Les 23.000 morts prématurées par an ne sont pas réparties de manière homogène sur l’Union Européenne. Pologne, Allemagne et Royaume-Uni sont les plus frappés. Toutefois, la circulation atmosphérique fait que les émissions traversent les frontières et vont provoquer maladies et décès bien loin des cheminées.

L’Allemagne championne du CO2

Ce rapport n’est pourtant qu’un élément de réflexion. Il ne fait que mentionner la contribution majeure des centrales à charbon au changement climatique par l’émission de dioxyde de carbone. A elles seules, les 280 centrales à charbon comptent pour près de 18% du total des émissions de CO2 de l’Union Européenne. La championne en est l’Allemagne puisque ses centrales occupent cinq des six premières places du palmarès (ci dessous). Or pour atteindre les objectifs fixés à la COP-21 à Paris, il faudrait soit fermer rapidement toutes ces centrales, soit les équiper de systèmes permettant de capter le CO2 émis puis de le stocker durablement en sous-sol. Une technologie qui pourrait augmenter de 50% à 100% le prix de l’électricité, et qui suppose de résoudre de nombreux problèmes techniques et de lieu des stockages.

Ce rapport n’aborde également aucune des alternatives pour la production d’électricité. Une manière d’éviter tout débat préalable à ce sujet afin de concentrer le message sur le risque sanitaire des centrales à charbon. Ces dernières produisent près du quart de l’électricité de l’Union Européenne. Les remplacer rapidement ne sera donc pas facile. Si l’on prend le cas de l’Allemagne, cette dernière à investi près de 300 milliards d’euros en 20 ans de subventions pour les énergies éoliennes, photovoltaïques et biomasse (déchets notamment). Pourtant, son électricité est encore à plus de 50% fournie par le charbon (40%) et le gaz auquel il faut ajouter 15% de nucléaire qui doit fermer d’ici 2022.

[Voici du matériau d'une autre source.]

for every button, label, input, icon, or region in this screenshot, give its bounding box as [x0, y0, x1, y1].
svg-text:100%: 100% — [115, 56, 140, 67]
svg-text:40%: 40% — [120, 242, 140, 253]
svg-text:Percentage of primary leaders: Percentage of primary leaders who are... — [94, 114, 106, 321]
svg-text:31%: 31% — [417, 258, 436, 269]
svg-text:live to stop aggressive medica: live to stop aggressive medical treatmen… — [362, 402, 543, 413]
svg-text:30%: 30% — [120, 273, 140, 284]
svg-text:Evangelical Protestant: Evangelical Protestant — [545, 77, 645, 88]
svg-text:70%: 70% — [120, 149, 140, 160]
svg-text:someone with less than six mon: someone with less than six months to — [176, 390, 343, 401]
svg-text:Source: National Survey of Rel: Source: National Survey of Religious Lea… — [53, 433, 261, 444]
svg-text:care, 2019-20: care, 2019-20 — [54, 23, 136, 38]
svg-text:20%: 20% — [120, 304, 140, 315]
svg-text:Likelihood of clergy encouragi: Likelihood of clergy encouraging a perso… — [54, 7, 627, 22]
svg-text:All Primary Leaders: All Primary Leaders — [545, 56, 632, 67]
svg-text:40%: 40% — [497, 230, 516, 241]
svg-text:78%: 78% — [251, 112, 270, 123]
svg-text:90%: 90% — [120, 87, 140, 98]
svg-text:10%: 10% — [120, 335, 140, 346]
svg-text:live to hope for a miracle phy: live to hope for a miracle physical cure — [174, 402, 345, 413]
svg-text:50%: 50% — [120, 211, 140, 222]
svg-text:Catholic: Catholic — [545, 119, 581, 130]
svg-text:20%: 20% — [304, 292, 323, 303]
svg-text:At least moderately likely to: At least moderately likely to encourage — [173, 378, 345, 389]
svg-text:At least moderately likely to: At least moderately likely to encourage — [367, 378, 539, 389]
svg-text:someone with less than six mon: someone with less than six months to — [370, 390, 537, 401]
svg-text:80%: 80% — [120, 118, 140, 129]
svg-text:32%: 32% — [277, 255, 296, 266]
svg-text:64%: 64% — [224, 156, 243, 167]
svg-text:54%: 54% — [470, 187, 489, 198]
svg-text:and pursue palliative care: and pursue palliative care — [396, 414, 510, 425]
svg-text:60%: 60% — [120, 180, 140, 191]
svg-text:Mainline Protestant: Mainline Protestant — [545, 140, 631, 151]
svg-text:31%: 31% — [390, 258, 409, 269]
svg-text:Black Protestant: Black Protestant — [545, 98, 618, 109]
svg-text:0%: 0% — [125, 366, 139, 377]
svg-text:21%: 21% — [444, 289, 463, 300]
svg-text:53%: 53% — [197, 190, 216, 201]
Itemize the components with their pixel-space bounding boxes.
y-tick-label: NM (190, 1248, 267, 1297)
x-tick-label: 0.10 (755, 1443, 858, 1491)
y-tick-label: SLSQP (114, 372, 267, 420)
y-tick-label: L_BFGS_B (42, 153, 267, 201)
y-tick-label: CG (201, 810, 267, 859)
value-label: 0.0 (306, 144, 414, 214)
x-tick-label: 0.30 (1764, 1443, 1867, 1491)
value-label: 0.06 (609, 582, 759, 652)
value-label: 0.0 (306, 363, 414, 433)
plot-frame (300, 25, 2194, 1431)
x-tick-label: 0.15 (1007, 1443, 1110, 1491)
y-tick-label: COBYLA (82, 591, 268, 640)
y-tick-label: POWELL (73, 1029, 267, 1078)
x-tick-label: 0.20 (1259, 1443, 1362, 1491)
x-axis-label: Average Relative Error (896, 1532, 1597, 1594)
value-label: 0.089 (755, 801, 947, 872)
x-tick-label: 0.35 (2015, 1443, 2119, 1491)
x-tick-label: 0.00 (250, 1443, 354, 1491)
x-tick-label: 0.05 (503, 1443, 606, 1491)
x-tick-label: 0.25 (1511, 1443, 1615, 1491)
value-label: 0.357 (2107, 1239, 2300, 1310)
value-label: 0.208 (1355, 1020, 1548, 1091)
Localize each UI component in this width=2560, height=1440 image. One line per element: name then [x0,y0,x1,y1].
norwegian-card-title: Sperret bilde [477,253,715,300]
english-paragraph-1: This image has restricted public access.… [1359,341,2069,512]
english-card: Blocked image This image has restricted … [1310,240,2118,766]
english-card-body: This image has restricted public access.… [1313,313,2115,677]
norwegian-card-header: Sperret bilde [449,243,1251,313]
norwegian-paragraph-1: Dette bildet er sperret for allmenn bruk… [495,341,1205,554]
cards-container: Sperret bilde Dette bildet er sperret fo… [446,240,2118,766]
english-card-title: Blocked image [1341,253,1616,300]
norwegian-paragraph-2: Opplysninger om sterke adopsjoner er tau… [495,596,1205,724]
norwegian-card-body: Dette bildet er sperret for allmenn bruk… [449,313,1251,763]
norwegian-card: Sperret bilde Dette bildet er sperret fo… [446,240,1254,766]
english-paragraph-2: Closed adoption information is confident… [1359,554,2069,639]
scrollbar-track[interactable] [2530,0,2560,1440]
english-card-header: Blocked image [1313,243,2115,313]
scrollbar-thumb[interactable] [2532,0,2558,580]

Les pays dont le système électrique est le plus protecteur du climat et de la santé publique – Suède, Finlande, France, Belgique… – utilisent massivement l’hydraulique et le nucléaire, avec des proportions variées. La contribution des énergies nouvelles renouvelables augmente de manière significative, mais le vrai débat porte sur leur capacité à remplacer totalement le charbon et le gaz dans le mix électrique européen sans qu’une contribution du nucléaire ne vienne boucler le budget, avec des pays qui n’y auront pas recours et d’autres, comme la France ou la Grande-Bretagne, qui en feront un usage important voire majoritaire.